Recorde-se que em Charlottesville num protesto de extrema-direita e já durante um contra-protesto de anti-fascistas, uma mulher foi mortal e deliberadamente atropelada por um neo-nazi confesso. Por ali se viu e ouviu o quanto é possível o ser humano odiar com base na premissa da inferioridade racial, sexual, etc; por ali se ouviu “heil Hitler” e “heil Trump”.
Trump prefere alimentar este fogo que já arde há demasiado tempo. Trump aposta na divisão, no relativismo histórico, comparando o primeiro Presidente americano com o líder da Confederação Robert. E. Lee e recebe os agradecimentos de David Duke, um dos mais conhecidos supremacistas brancos.
Nada disto é por acaso.
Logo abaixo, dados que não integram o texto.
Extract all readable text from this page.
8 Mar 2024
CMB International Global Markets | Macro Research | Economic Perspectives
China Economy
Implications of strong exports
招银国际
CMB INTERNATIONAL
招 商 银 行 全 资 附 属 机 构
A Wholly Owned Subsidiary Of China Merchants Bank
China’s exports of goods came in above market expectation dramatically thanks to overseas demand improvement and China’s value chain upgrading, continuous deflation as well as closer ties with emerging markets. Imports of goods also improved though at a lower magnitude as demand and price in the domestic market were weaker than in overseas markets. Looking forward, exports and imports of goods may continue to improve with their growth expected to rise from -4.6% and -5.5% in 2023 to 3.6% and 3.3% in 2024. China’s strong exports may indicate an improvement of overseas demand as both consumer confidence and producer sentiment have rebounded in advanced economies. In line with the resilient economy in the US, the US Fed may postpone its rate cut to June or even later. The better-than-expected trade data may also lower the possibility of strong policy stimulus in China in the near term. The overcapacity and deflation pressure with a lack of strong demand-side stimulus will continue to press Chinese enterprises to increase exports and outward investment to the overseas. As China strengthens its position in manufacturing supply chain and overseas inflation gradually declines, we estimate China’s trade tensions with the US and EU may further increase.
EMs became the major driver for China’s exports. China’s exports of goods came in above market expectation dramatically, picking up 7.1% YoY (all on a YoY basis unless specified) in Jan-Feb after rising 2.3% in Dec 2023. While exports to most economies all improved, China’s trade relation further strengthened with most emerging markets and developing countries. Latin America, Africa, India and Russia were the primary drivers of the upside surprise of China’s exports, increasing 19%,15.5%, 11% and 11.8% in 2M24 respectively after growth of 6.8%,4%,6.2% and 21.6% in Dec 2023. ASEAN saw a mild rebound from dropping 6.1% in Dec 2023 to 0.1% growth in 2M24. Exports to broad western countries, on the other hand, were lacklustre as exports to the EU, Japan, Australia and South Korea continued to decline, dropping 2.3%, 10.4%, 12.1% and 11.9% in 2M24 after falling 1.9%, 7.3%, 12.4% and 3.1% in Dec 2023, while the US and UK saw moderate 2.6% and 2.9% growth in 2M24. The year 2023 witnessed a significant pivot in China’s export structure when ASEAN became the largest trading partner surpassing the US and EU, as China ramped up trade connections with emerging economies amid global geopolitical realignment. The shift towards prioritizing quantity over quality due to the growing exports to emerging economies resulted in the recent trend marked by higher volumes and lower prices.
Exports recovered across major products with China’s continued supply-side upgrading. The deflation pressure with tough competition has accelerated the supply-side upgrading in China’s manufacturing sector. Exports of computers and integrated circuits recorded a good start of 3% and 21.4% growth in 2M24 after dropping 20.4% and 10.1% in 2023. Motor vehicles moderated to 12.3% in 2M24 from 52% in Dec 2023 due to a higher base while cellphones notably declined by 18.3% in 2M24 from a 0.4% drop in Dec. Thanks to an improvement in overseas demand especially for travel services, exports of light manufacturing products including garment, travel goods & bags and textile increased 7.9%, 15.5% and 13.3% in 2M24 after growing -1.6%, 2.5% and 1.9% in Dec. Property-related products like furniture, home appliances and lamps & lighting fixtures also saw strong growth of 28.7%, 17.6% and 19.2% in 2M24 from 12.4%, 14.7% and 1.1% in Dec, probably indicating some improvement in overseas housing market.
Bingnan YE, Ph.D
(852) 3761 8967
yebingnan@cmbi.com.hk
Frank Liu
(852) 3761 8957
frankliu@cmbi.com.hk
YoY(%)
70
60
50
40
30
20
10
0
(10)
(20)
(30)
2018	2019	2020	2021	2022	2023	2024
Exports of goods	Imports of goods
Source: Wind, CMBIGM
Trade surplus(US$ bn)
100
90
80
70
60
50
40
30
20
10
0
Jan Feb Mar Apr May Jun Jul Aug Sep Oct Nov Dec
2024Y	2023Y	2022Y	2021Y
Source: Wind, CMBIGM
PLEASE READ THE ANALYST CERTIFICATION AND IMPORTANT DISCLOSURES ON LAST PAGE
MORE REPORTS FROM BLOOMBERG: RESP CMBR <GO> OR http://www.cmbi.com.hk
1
Na verdade, Donald Trump não está interessado em afastar os seus apoiantes e inclusivamente a sua base de apoio.

De um modo geral, Trump fomenta as divisões, alimenta o ódio, dá segurança a quem se considera superior (raça), não lidera o que quer que seja e das duas uma: ou vê impávido e sereno o fogo medrar ou atira gasolina para cima do mesmo. Um desastre para os EUA.